Responding to the findings on the many violations that resulted in the RBI stopping the Paytm Payments Bank services, a company spokesperson sent a statement.
'The recent direction from the RBI is a part of the ongoing supervisory engagement and compliance process.
'The bank always upheld compliance and supervisory instructions in its interactions with the regulator from time to time, the statement said.
Also, in a late night statement on February 4, 2024 to the National Stock Exchange, One97 Communications denied all 'speculation' around money laundering activities and any ED investigation into the matter.
Sharma, when contacted, declined to comment. But soon after the RBI's directive, the 45-year-old entrepreneur had put up an optimistic post on X.
'To every Paytmer, your favourite app is working, will keep working beyond February 29 as usual...'
He went on to say that for every challenge, there was a solution and that India will keep winning global accolades in payment innovation and inclusion in financial services with 'PaytmKaro' as its biggest champion.
With Sharma and his top team busy with other banks to transfer payments and settlements from Paytm Payments Bank, the merchants' community is in a tizzy trying to resolve any uncertainty that may surface in the payment space after February 29.
Confederation of All India Traders, for instance, has sent out advisories to all members on how to deal with the 'impending crisis'.

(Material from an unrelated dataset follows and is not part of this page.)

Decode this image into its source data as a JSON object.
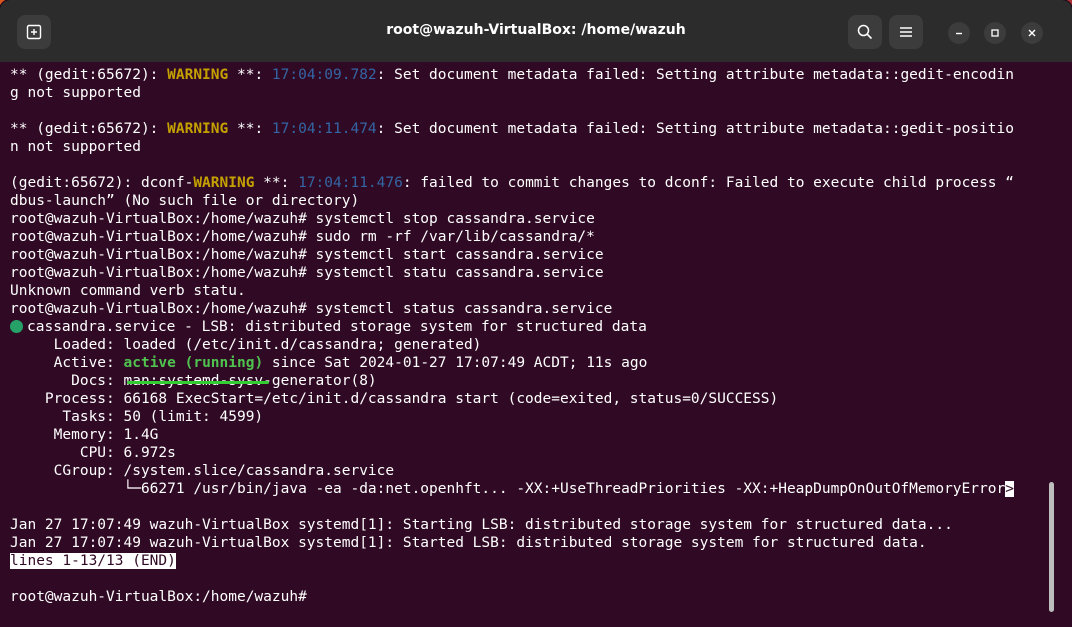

In all, Paytm powers more than 30 million merchants and businesses. More than 300 million customers use Paytm to pay at stores.
Beacon in cashless times
Paytm, which now has competition in the form of other platforms, such as PhonePe and Google Pay in UPI (unified payments interface) payments, experienced a meteoric rise after the government's demonetisation move on November 8, 2016.
It had started operations sometime in 2010, but the wallet service found critical mass six years later, after high-denomination currency notes (Rs 500 and Rs 1,000) were withdrawn.
'PaytmKaro' turned into a moniker of sorts in India's cashless times. There was a Paytm Payments Bank connect there, too.
In an interview with Business Standard in December 2016, Sharma was asked how Paytm coped with so much demand for cashless transactions soon after demonetisation.
He replied that the servers that were ready to roll out for the payments bank came in handy.
Since there was a delay in Paytm getting the bank licence from the RBI, the payments bank plan was shifted to the middle of 2017. Till then, it had the wherewithal to handle the mass traffic.
"The technology teams were proactively ready... We were preparing the platform and machinery for the payments bank.
"We used those servers and systems already there and did not have to acquire new ones," Sharma had said.
He also spoke about the systems getting secure, audits getting done, and going through the stress test drill to be ready for the payments bank.
Going by the RBI directive and the overall narrative, Paytm and Sharma may have lost the rigour of stress tests, audits and compliance in the years that followed.
Sharma's popularity on social media may have soared with his photographs alongside prominent personalities cutting across politics and businesses, but the latest RBI crackdown dealt a blow in the real world -- a washout of Rs 17,000 crore (Rs 170 billion) in the stock market in just two days.
Is it time for a reset? Is there time for a reset?